Türkiye'de tarım ve hayvancılık sektörü, son yıllarda pek çok zorlukla karşı karşıya kalırken, bazı alanlarda öne çıkan absurd durumlar dikkat çekiyor. Bu gelişmelerden biri, 100 bin lira gibi astronomik bir maaşla çoban arayışının sürmesine rağmen, henüz uygun aday bulunamamış olması. Çobanlık mesleği, yüzyıllardan beri süregelen bir gelenek olmasına rağmen, günümüzde bu alana olan ilginin azaldığı ve bu kadar yüksek bir maaşa rağmen uygun bir eleman bulmanın zor olduğu gözlemleniyor. Peki, bu durumu neye bağlıyoruz? Çobanın rolü, çalışma koşulları ve sektördeki değişimler üzerine detaylı bir inceleme yapalım.
Çobanlık, hayvancılık sektörünün bel kemiğini oluşturuyor. Yüzyıllar boyunca çiftliklerde, dağlarda ve meralarda hayvan sürülerini yöneten çobanlar, hayvanların sağlığı, güvenliği ve üretkenliğinden sorumlu. Ancak, modern sosyo-ekonomik koşullar çobanların bu mesleği sürdürmesini zorlaştırıyor. Gençlerin çoğu, zorlu çalışma koşulları ve düşük ücretler nedeniyle bu meslekten uzaklaşırken, tarım ve hayvancılığa olan ilgi gitgide azalıyor. Öte yandan, teknolojinin sektöre giriş yapması ve mekanizasyonun artması, çobanlık gibi geleneksel mesleklerin önemini sorgulattığı bir dönemden geçiyoruz.

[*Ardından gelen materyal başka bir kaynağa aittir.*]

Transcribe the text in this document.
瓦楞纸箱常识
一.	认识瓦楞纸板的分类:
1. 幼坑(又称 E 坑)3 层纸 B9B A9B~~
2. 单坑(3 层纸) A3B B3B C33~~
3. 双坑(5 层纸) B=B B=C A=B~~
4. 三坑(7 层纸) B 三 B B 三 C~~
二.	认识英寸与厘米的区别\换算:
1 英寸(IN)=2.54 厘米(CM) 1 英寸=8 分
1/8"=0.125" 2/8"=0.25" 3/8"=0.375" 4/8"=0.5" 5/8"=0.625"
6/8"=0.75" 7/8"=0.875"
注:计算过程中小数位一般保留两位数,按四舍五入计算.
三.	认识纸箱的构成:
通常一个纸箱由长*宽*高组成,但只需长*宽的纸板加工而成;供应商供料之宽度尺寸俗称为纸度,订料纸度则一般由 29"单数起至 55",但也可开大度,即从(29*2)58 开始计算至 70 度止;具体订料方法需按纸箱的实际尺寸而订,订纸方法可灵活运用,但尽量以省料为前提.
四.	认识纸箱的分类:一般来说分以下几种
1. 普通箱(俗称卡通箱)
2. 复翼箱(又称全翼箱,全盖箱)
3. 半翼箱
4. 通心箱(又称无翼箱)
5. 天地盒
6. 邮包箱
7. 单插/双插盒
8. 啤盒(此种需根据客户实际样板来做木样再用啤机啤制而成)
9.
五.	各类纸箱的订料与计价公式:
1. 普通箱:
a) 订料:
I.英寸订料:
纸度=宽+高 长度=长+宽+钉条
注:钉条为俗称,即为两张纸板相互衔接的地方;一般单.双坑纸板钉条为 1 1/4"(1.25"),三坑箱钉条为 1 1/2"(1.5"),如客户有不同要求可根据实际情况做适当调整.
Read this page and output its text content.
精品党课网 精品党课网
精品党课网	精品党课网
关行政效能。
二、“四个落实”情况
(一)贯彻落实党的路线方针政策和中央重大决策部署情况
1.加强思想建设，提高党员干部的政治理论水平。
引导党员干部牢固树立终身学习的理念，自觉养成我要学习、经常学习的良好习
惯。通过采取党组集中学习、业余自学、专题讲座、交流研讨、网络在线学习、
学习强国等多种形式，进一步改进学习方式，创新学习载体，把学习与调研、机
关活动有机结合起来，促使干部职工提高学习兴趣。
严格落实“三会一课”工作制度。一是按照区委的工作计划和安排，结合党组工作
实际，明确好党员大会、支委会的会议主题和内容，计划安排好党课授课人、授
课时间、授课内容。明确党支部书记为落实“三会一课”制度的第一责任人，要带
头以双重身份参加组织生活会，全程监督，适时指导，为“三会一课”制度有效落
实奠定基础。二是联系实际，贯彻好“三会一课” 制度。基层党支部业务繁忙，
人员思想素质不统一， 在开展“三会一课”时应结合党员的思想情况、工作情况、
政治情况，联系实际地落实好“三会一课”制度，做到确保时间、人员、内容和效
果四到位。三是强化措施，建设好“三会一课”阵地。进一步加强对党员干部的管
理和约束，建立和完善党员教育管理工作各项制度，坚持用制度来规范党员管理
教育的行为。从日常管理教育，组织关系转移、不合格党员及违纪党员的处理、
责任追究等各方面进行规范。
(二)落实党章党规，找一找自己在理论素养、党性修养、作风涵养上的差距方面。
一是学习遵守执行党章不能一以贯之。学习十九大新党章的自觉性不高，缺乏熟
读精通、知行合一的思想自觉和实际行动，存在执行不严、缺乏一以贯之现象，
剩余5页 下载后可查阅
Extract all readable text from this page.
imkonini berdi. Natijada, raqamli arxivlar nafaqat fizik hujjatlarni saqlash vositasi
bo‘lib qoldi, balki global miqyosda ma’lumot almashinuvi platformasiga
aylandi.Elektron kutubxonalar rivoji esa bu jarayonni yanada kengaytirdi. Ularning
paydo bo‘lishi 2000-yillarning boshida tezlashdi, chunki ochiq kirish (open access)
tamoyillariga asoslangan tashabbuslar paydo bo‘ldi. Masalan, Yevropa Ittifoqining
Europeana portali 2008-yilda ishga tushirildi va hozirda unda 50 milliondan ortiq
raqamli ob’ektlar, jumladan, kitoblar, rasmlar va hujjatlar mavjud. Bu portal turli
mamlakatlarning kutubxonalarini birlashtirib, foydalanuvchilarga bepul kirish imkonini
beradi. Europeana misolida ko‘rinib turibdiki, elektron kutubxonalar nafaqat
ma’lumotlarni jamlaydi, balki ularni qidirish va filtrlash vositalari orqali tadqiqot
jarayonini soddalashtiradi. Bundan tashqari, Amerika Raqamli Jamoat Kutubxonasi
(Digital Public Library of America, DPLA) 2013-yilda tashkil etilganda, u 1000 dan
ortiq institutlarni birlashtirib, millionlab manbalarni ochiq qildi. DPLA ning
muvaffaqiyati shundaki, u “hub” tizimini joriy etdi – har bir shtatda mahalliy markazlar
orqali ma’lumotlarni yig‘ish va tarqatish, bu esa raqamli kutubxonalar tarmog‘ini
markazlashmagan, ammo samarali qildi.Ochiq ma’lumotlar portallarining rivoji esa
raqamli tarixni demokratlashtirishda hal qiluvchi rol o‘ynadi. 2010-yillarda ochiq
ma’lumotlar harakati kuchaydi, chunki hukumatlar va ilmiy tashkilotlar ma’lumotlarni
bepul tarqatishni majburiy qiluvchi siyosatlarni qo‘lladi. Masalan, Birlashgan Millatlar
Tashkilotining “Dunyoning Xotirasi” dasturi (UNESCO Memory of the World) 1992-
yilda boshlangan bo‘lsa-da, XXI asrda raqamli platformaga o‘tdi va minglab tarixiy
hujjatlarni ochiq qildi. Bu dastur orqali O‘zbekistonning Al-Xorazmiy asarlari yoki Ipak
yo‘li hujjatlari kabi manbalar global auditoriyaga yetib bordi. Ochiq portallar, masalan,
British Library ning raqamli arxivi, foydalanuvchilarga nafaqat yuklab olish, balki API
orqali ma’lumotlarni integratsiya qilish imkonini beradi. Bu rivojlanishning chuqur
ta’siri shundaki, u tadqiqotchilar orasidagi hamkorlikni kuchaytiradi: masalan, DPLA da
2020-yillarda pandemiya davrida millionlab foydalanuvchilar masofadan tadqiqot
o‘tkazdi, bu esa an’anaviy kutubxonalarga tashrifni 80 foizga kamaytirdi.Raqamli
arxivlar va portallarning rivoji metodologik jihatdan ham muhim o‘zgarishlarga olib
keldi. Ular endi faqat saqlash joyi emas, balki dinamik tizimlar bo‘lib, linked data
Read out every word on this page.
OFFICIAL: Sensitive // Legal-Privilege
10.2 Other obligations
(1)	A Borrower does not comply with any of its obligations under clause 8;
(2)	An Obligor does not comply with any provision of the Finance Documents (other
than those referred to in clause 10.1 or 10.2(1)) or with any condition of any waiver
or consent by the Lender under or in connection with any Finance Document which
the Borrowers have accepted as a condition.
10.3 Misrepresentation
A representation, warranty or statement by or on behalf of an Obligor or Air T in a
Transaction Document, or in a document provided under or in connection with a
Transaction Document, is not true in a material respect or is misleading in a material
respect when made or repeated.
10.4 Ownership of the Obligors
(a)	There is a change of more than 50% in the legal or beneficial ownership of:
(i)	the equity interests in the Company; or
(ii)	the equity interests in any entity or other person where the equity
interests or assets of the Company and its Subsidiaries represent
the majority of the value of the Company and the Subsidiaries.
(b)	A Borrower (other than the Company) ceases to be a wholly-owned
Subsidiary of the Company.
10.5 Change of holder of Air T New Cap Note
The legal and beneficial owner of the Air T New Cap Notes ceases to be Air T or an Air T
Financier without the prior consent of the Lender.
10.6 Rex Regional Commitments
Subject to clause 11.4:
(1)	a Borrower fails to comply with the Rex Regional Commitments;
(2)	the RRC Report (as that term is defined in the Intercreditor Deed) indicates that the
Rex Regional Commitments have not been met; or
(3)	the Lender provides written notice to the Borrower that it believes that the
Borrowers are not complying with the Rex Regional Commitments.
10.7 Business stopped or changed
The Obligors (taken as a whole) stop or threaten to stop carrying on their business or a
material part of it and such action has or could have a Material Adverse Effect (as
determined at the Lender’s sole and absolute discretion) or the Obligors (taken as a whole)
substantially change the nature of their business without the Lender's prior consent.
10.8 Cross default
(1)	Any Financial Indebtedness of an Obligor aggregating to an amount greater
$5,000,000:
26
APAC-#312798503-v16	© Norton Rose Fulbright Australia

100 bin lira gibi yüksek bir maaşın yanı sıra, çobanlık pozisyonlarının neden doldurulamadığı ise daha karmaşık bir meseledir. Öncelikle, çobanlık işi fiziksel olarak oldukça zorlayıcıdır. Uzun saatler, zorlu hava koşulları ve sürekli hareket gerektiren bu meslek, birçok kişi için cazip gelmiyor. Ayrıca, bu sektörde çalışma saatlerinin düzensizliği, istikrarlı bir yaşam standardı oluşturmayı zorlaştırıyor. Çobanlık yapmak isteyen bireyler için verimlilik ve sürdürülebilirlik açısından ne yazık ki dezavantajlar ortaya çıkıyor.
Bunlara ek olarak, genç neslin eğitim düzeyinin artması ve iş gücü pazarında daha cazip alternatiflerin bulunması, çobanlık mesleğinin göz ardı edilmesine yol açıyor. Özellikle büyük şehirlerde yaşayan gençler, daha rahat bir yaşam sunan işleri tercih etmekte; bu nedenle kırsalda çalışmak istemiyor. Dolayısıyla, her ne kadar cazip görünen yüksek maaş, bu mesleğe dönüşümde yeterli bir motivasyon unsuru olamıyor.
Öte yandan, yaşlı nüfusun çobanlık mesleğinden emekli olması, sektördeki iş gücünü ciddi bir şekilde etkilerken, kalifiye gençlerin bu boşluğu doldurmaması da başka bir sorun olarak karşımıza çıkıyor. Hayvan sağlığı, sürü yönetimi ve modern pazarlama teknikleri gibi konularda yeterli bilgiye sahip olmayan bireylerin, bu sektörde sürdürülebilir bir şekilde çalışması da zor. Sonuç olarak, çobanlık pozisyonları, yüksek maaşlara rağmen, başvuruların olmamasıyla bu meslek dalında bir kriz durumuna dönüşüyor.
Sonuç olarak, Türkiye'de çobanlık mesleği, gelenekselliğin modern zorluklarla buluştuğu bir kavşakta bulunuyor. 100 bin lira maaş gibi çekici bir teklif bile, bu zorlu mesleği icra etmekten çekinen bireyleri ikna etmeye yetmiyor. Çobanların, sektördeki durumlarını güçlendirmek adına hem eğitim hem de çalışma koşullarında radikal değişiklikler yapılması gerektiği aşikar. Bu durumda, hem tarım hem de hayvancılık sektörlerinin sürdürülebilirliği açısından hayati bir öneme sahip olan çobanlık mesleği, ülkemizde ön plana çıkmak için yeni stratejilere ihtiyaç duymaktadır.